The Government has committed to investing £15 billion on the motorways and major A roads in England between 2015-16 and 2020-21 and it is Highways England’s job to deliver this investment.
By far its biggest single project currently in construction, is the£1.5 billion upgrading of the A14 Cambridge to Huntingdon improvement scheme The Office of Rail and Road visited the scheme this month to view the progress so far.
The 21 mile stretch of dual carriageway between Cambridge and Huntingdon has been a congestion blackspot for many years. Around 85,000 vehicles use the route every day – and about a quarter of these are heavy goods vehicles, carrying freight from East Coast ports such as Felixstowe to East Anglia, the Midlands and beyond.
The scheme isn’t new. It’s been in and out of road investment programmes since 1989. But site work finally got underway in November 2016 and the sheer scale of the scheme is impressive.
We saw work progressing on a new 12 mile bypass to the south of Huntingdon and a 750m viaduct crossing of the River Great Ouse; preparations were being made for widening part of the existing A14, and major junction improvement works where the A14, M11 and A428 meet. We also got a sense for the resources and logistics involved – roughly 2,000 people work on the project, and 10 million cubic metres of earth will be moved during 2017 and 2018.
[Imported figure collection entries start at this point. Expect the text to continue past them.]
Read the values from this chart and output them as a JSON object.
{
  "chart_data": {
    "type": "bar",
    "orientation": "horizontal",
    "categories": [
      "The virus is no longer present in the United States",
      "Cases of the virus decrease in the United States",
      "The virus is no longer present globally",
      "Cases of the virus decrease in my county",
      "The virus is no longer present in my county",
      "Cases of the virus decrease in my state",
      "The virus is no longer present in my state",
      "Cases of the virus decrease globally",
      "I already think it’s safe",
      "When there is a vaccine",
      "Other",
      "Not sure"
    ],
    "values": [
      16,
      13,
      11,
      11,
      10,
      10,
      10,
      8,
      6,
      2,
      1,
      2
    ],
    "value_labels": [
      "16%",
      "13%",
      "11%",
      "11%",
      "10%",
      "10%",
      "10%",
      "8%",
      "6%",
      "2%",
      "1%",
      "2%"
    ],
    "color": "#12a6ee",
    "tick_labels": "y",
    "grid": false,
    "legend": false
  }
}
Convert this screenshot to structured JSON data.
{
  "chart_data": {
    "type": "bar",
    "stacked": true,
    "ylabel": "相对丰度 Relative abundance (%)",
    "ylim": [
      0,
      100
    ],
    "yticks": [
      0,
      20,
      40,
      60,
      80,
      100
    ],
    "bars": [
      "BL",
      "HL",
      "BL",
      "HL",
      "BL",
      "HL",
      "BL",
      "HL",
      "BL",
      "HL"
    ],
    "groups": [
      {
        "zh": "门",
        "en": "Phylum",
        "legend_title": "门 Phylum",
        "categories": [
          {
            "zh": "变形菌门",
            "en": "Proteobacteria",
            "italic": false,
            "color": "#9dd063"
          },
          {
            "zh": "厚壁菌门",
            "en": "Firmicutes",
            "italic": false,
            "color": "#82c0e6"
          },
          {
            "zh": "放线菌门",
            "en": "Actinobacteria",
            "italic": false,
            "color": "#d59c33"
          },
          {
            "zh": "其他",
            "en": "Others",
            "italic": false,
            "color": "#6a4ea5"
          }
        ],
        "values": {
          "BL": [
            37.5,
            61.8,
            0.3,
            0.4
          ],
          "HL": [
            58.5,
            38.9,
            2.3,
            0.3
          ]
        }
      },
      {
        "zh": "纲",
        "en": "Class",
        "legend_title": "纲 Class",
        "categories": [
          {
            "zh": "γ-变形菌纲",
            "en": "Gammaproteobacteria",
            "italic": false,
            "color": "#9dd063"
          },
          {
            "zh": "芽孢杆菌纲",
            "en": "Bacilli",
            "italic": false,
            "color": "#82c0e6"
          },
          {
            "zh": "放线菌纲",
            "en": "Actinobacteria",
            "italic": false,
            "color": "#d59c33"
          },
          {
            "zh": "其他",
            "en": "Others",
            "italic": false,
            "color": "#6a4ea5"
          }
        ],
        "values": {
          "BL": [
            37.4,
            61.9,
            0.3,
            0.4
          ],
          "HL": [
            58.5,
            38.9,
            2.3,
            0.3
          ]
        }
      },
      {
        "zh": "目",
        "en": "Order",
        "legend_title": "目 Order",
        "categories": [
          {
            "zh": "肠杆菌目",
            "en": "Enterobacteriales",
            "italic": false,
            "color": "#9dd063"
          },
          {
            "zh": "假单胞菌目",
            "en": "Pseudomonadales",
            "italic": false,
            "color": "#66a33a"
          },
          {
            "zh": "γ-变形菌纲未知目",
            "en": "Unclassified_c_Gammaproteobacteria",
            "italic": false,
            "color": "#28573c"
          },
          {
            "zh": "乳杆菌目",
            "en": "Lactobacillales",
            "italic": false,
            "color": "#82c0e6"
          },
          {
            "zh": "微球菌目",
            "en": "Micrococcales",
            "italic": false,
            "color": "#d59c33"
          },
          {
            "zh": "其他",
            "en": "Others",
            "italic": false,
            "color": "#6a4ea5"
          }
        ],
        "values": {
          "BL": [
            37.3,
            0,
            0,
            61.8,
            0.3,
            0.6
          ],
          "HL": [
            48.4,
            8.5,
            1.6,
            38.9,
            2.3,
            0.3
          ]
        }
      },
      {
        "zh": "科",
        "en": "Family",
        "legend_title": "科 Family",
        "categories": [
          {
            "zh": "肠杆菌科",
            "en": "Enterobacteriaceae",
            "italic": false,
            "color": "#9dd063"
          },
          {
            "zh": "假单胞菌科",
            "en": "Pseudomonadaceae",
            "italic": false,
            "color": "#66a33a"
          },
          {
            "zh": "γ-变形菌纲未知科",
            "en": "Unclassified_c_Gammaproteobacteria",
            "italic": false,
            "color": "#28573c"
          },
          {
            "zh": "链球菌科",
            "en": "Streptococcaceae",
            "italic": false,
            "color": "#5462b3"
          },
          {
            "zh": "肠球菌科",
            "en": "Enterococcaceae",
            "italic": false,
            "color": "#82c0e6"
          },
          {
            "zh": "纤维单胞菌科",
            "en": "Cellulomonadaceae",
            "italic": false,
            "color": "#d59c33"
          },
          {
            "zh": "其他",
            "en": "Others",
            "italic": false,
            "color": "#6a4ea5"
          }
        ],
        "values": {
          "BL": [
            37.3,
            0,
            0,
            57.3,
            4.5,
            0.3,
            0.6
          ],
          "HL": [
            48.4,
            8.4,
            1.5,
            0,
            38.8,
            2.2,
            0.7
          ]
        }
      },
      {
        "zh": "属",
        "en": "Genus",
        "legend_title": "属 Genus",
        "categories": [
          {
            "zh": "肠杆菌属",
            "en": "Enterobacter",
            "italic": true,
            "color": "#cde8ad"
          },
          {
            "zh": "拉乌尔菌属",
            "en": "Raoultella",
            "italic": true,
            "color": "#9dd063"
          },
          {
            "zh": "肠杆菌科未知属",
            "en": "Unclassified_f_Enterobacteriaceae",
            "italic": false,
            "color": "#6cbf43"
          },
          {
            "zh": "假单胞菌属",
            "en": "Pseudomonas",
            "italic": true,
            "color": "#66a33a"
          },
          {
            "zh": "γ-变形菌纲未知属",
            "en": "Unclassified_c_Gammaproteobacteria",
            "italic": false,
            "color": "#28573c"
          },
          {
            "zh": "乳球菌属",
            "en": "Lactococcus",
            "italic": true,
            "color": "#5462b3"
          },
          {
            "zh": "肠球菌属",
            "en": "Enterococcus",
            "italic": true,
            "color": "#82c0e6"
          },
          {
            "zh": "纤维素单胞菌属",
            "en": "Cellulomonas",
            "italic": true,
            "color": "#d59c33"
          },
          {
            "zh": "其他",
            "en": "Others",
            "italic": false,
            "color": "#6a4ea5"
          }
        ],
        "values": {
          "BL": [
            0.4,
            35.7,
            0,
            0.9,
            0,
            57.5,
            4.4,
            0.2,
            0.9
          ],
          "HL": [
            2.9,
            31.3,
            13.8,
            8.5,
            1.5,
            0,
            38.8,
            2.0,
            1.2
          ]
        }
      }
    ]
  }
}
Unsurprisingly, it’s very complex. Workers have to operate safely alongside a busy road and major utilities have to be diverted. And the new bypass goes over the East Coast Mainline – so working closely with Network Rail is essential. All this creates challenges in coordinating the programme. We heard how construction work has been brought forward on a new bridge carrying the A1198 over the bypass to accelerate other works.
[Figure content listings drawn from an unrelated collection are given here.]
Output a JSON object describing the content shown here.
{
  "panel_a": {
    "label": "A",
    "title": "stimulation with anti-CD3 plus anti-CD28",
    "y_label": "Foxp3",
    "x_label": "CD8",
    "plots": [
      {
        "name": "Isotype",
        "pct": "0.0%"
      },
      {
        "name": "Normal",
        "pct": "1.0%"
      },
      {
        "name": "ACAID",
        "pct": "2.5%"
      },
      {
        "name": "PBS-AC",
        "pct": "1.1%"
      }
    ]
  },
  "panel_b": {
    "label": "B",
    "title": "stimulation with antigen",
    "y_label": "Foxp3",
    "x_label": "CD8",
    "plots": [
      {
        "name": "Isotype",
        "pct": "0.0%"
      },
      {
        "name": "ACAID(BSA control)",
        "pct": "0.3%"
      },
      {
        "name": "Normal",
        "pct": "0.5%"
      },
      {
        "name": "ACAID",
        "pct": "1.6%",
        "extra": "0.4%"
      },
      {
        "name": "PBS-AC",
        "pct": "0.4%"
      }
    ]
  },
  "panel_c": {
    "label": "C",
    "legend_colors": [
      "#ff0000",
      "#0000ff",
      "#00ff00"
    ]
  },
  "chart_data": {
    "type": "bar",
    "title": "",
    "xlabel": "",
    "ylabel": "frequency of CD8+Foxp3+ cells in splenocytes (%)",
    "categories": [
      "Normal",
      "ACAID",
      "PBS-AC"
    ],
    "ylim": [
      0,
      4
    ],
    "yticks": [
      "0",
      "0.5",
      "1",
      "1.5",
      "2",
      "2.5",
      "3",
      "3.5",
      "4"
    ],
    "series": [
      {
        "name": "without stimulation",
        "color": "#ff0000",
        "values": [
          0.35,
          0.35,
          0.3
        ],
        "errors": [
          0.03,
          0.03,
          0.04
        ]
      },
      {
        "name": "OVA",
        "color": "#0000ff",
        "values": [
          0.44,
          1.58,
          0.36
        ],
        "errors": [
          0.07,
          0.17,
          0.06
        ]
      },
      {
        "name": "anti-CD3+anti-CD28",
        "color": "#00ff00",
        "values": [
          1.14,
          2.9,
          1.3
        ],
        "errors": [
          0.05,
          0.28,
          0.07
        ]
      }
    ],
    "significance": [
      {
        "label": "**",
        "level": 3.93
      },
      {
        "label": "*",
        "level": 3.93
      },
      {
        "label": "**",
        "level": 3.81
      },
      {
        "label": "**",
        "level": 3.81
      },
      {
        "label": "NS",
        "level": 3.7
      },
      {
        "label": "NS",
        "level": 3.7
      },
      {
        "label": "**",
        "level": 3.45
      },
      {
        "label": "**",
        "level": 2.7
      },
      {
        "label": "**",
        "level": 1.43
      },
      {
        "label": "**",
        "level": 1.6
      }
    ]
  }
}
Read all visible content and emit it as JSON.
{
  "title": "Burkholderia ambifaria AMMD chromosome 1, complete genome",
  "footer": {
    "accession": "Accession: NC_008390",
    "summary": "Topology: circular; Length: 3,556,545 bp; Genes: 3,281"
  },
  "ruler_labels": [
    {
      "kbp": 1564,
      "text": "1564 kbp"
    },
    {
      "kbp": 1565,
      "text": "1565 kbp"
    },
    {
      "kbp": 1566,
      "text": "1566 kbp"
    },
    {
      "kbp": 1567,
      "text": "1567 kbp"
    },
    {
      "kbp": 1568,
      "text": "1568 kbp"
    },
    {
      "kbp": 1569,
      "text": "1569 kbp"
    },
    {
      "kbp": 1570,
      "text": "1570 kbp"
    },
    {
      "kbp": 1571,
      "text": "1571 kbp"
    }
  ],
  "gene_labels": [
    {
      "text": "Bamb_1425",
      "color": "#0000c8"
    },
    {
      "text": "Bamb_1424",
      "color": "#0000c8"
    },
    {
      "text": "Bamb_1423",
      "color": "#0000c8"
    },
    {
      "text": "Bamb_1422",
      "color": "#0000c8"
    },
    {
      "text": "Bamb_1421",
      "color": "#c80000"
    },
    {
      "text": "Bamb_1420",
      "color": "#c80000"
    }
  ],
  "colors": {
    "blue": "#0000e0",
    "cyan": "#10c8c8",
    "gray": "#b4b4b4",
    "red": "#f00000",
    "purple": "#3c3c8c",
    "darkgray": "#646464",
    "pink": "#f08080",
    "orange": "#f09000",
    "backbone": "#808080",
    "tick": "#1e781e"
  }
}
Given the size and complexity of the scheme, Highways England is drawing on four main contractors, and many suppliers to deliver the work. But, despite the number of organisations involved, it is clear that they work as one strong, committed team.
A keen focus on health and safety is immediately apparent, which has so far limited reported incidents to just one to date. But the team knows that there’s no room for complacency – continued focus will be needed as the scheme progresses.
The size of the project has brought real challenges and inspired innovative thinking and sharing of best practice. We heard how the project team has set up a concrete batching facility to build key components of the bridges offsite – and more efficiently. We were also told how sharing safety practices has led to higher standards being adopted by all. These, and other examples, provide important learning for delivery of future schemes.
We look forward to seeing continued progress with the scheme – which is scheduled to open for traffic in December 2020.